Nor is this a mere recital. Hodgson's early outpourings are lent an impassioned deliverance against Bosworth's dreamy meditations. Images of falconry, of untamed birds are given wild and fanciful flight. The notion of Keats, and his ill-fated letters of unconsummated desire to Fanny Brawne, begins to resurface as Ophelia's almost indecent teasing raises the stakes. Fecund imagery abounds, and you sense that Berkoff is enjoying the tempestuous chase almost as much as the panting lovers themselves. Occasionally the lady doth indeed protest too much, and it does take a while for any references to Shakespeare's text to click in.
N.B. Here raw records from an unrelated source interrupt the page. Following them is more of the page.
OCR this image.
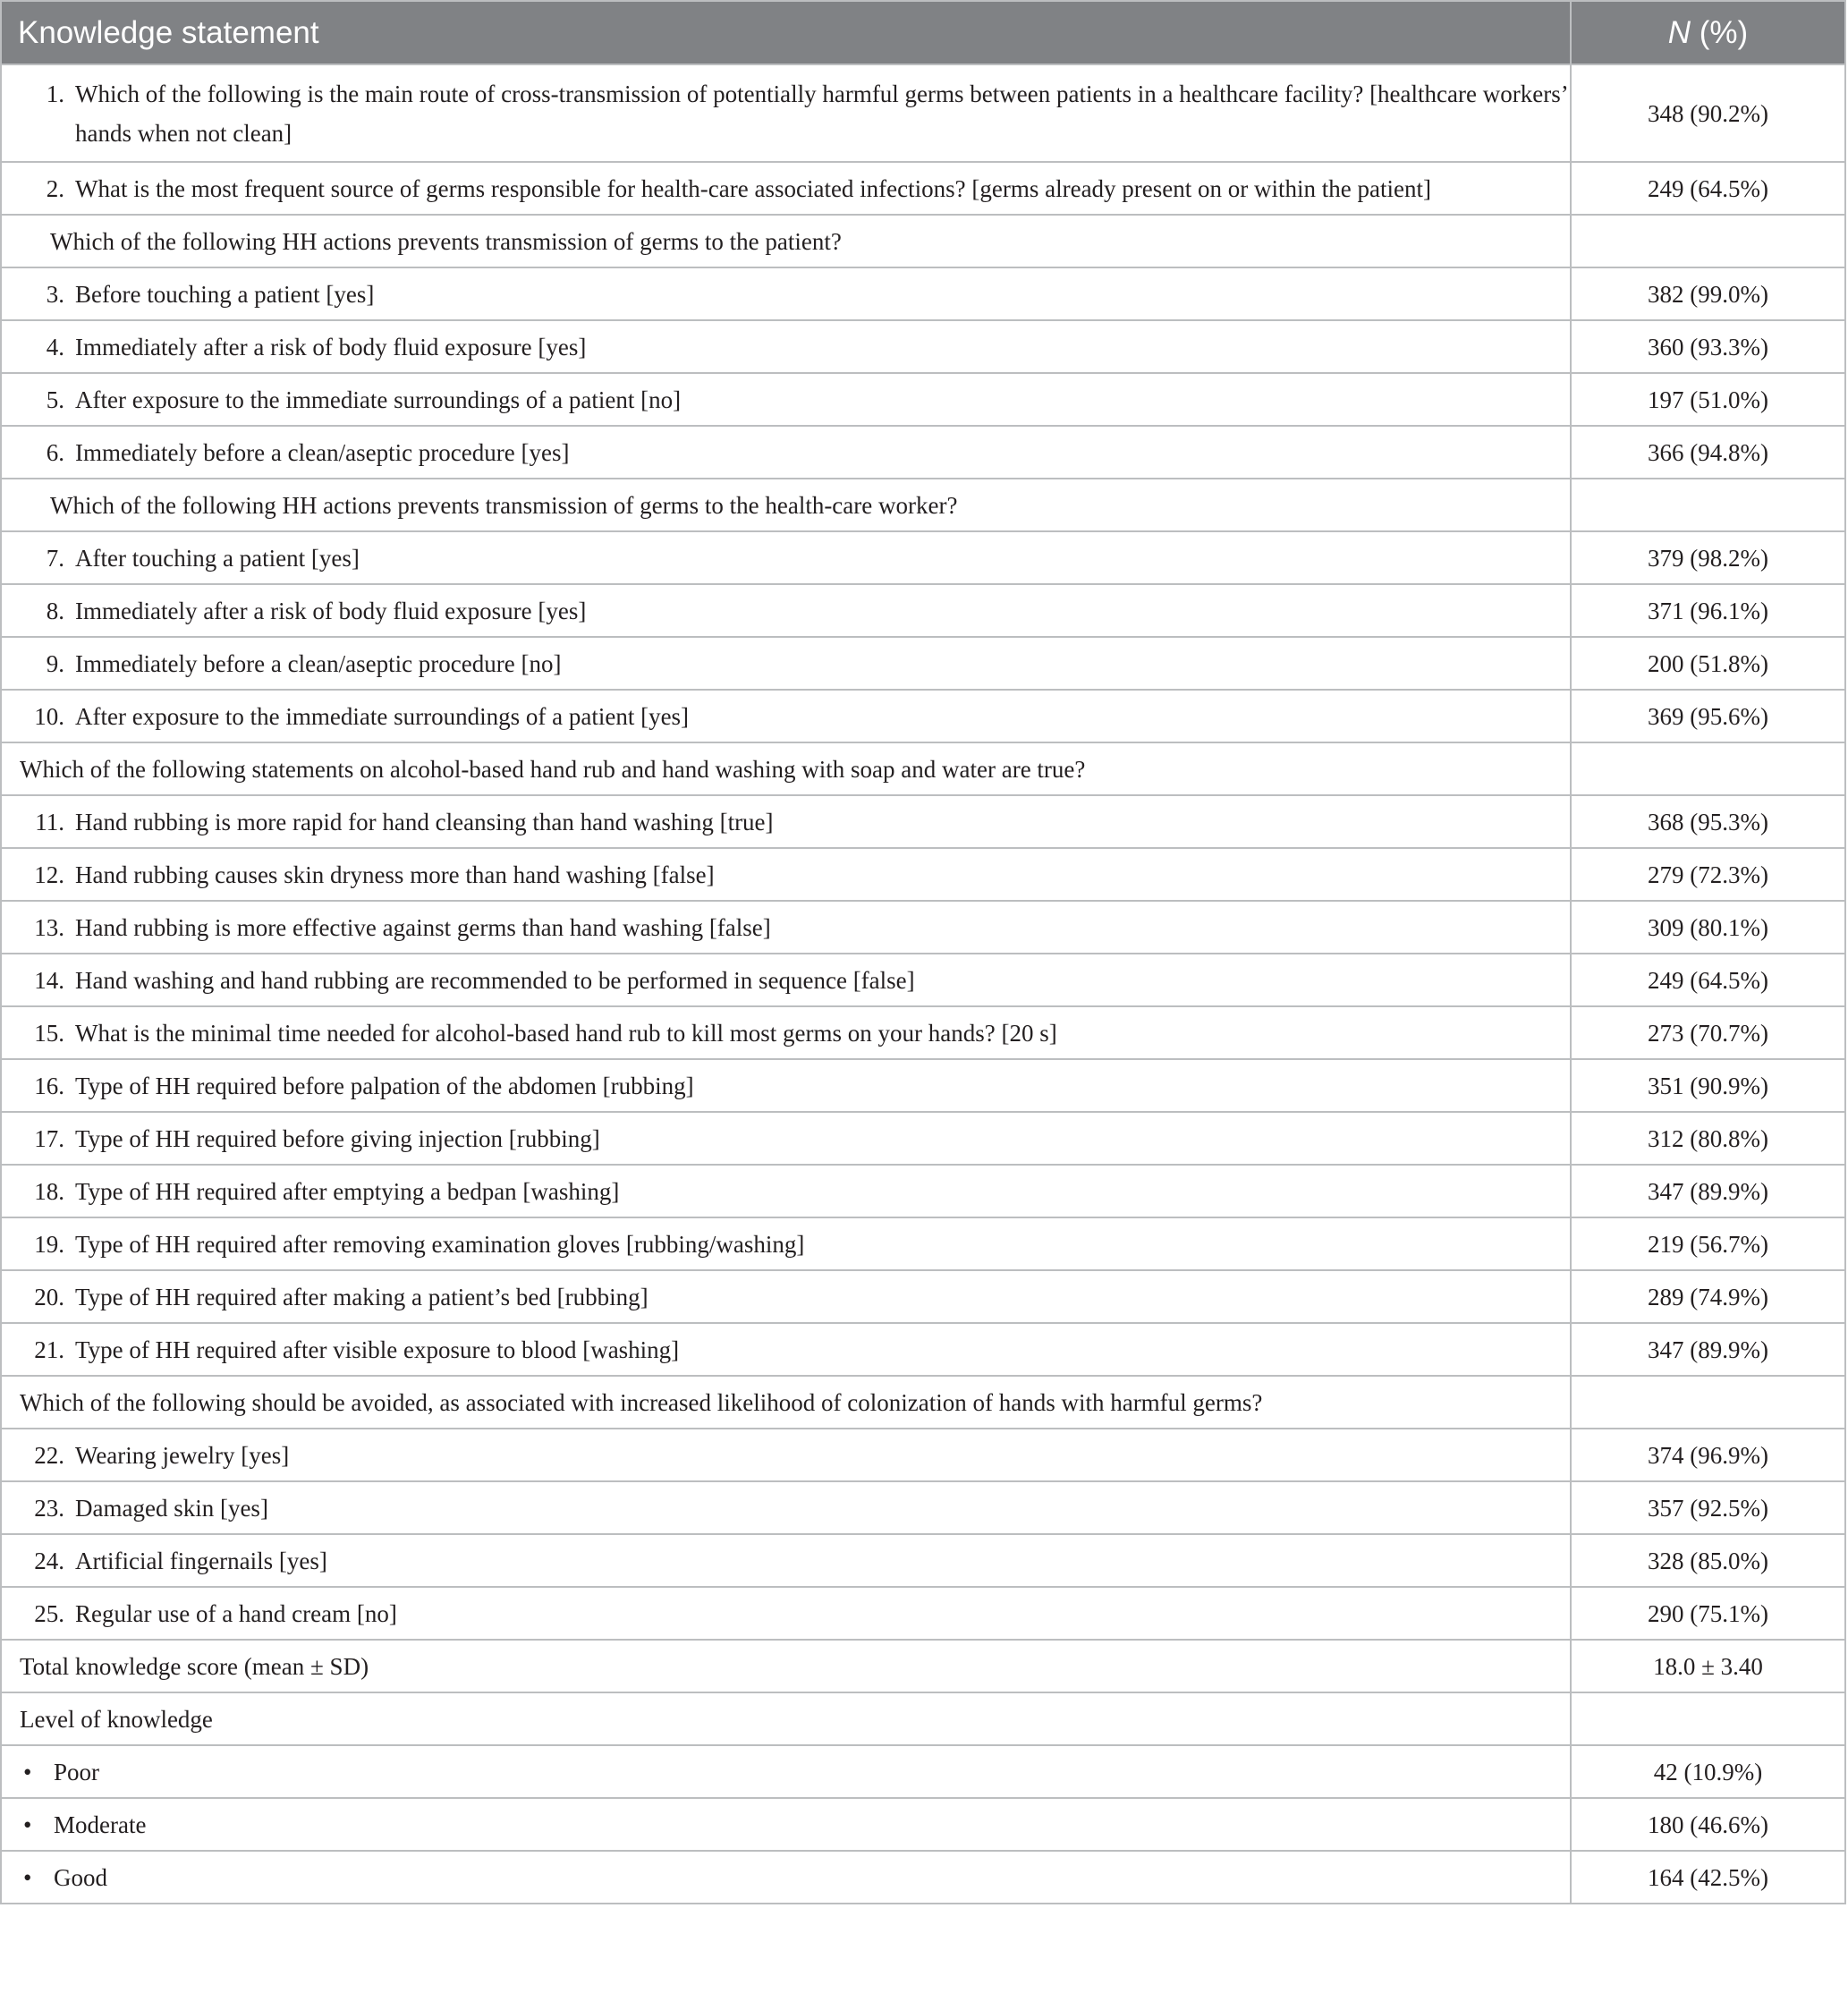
Knowledge statement	N (%)

1. Which of the following is the main route of cross-transmission of potentially harmful germs between patients in a healthcare facility? [healthcare workers’ hands when not clean]	348 (90.2%)
2. What is the most frequent source of germs responsible for health-care associated infections? [germs already present on or within the patient]	249 (64.5%)
Which of the following HH actions prevents transmission of germs to the patient?	
3. Before touching a patient [yes]	382 (99.0%)
4. Immediately after a risk of body fluid exposure [yes]	360 (93.3%)
5. After exposure to the immediate surroundings of a patient [no]	197 (51.0%)
6. Immediately before a clean/aseptic procedure [yes]	366 (94.8%)
Which of the following HH actions prevents transmission of germs to the health-care worker?	
7. After touching a patient [yes]	379 (98.2%)
8. Immediately after a risk of body fluid exposure [yes]	371 (96.1%)
9. Immediately before a clean/aseptic procedure [no]	200 (51.8%)
10. After exposure to the immediate surroundings of a patient [yes]	369 (95.6%)
Which of the following statements on alcohol-based hand rub and hand washing with soap and water are true?	
11. Hand rubbing is more rapid for hand cleansing than hand washing [true]	368 (95.3%)
12. Hand rubbing causes skin dryness more than hand washing [false]	279 (72.3%)
13. Hand rubbing is more effective against germs than hand washing [false]	309 (80.1%)
14. Hand washing and hand rubbing are recommended to be performed in sequence [false]	249 (64.5%)
15. What is the minimal time needed for alcohol-based hand rub to kill most germs on your hands? [20 s]	273 (70.7%)
16. Type of HH required before palpation of the abdomen [rubbing]	351 (90.9%)
17. Type of HH required before giving injection [rubbing]	312 (80.8%)
18. Type of HH required after emptying a bedpan [washing]	347 (89.9%)
19. Type of HH required after removing examination gloves [rubbing/washing]	219 (56.7%)
20. Type of HH required after making a patient’s bed [rubbing]	289 (74.9%)
21. Type of HH required after visible exposure to blood [washing]	347 (89.9%)
Which of the following should be avoided, as associated with increased likelihood of colonization of hands with harmful germs?	
22. Wearing jewelry [yes]	374 (96.9%)
23. Damaged skin [yes]	357 (92.5%)
24. Artificial fingernails [yes]	328 (85.0%)
25. Regular use of a hand cream [no]	290 (75.1%)
Total knowledge score (mean ± SD)	18.0 ± 3.40
Level of knowledge	
•Poor	42 (10.9%)
•Moderate	180 (46.6%)
•Good	164 (42.5%)
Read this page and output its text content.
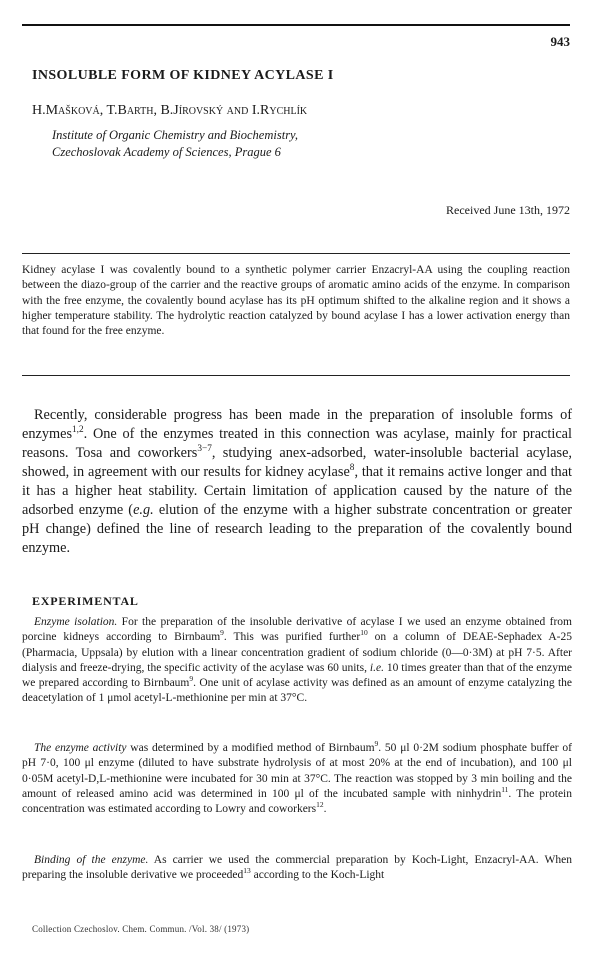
943
INSOLUBLE FORM OF KIDNEY ACYLASE I
H.Mašková, T.Barth, B.Jírovský and I.Rychlík
Institute of Organic Chemistry and Biochemistry,
Czechoslovak Academy of Sciences, Prague 6
Received June 13th, 1972
Kidney acylase I was covalently bound to a synthetic polymer carrier Enzacryl-AA using the coupling reaction between the diazo-group of the carrier and the reactive groups of aromatic amino acids of the enzyme. In comparison with the free enzyme, the covalently bound acylase has its pH optimum shifted to the alkaline region and it shows a higher temperature stability. The hydrolytic reaction catalyzed by bound acylase I has a lower activation energy than that found for the free enzyme.

Recently, considerable progress has been made in the preparation of insoluble forms of enzymes$^{1,2}$. One of the enzymes treated in this connection was acylase, mainly for practical reasons. Tosa and coworkers$^{3-7}$, studying anex-adsorbed, water-insoluble bacterial acylase, showed, in agreement with our results for kidney acylase$^8$, that it remains active longer and that it has a higher heat stability. Certain limitation of application caused by the nature of the adsorbed enzyme (e.g. elution of the enzyme with a higher substrate concentration or greater pH change) defined the line of research leading to the preparation of the covalently bound enzyme.

EXPERIMENTAL

Enzyme isolation. For the preparation of the insoluble derivative of acylase I we used an enzyme obtained from porcine kidneys according to Birnbaum$^9$. This was purified further$^{10}$ on a column of DEAE-Sephadex A-25 (Pharmacia, Uppsala) by elution with a linear concentration gradient of sodium chloride (0—0·3M) at pH 7·5. After dialysis and freeze-drying, the specific activity of the acylase was 60 units, i.e. 10 times greater than that of the enzyme we prepared according to Birnbaum$^9$. One unit of acylase activity was defined as an amount of enzyme catalyzing the deacetylation of 1 μmol acetyl-L-methionine per min at 37°C.

The enzyme activity was determined by a modified method of Birnbaum$^9$. 50 μl 0·2M sodium phosphate buffer of pH 7·0, 100 μl enzyme (diluted to have substrate hydrolysis of at most 20% at the end of incubation), and 100 μl 0·05M acetyl-D,L-methionine were incubated for 30 min at 37°C. The reaction was stopped by 3 min boiling and the amount of released amino acid was determined in 100 μl of the incubated sample with ninhydrin$^{11}$. The protein concentration was estimated according to Lowry and coworkers$^{12}$.

Binding of the enzyme. As carrier we used the commercial preparation by Koch-Light, Enzacryl-AA. When preparing the insoluble derivative we proceeded$^{13}$ according to the Koch-Light

Collection Czechoslov. Chem. Commun. /Vol. 38/ (1973)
But it's Berkoff's love of the letter writing concept itself, the sending and receiving, that emerges so strikingly. That quickening of the heart on recognising a lover's calligraphy, and the trembling hand that impatiently grasps at the secret messages within. You can hardly imagine anyone's Collected Emails being published by Faber in the decades to come.
Both Hodgson and Bosworth give performances of considerable force. Combining the camp tragedy of silent movie stars with fiery delivery, they've helped Berkoff accomplish something quite out of the ordinary. Dapper in evening dress and ghostly make-up (voices from the grave?) their movements take on a ballet-like elegance as they manipulate the meagre props like mute dance partners. Berkoff's Hamlet is a sensual lad, untroubled by the schemings of court or warring nations. Until, that is, Shakespeare's events contrive to torment him otherwise.
The fact that the King's Head, in Islington of all places, should be fund-strapped is a grim governmental indictment. Yet like the works it presents, the theatre can be seen as embodying the qualities needed for survival in a breakneck culture. Dignity, respect for tradition and the bold advancement of the daring few.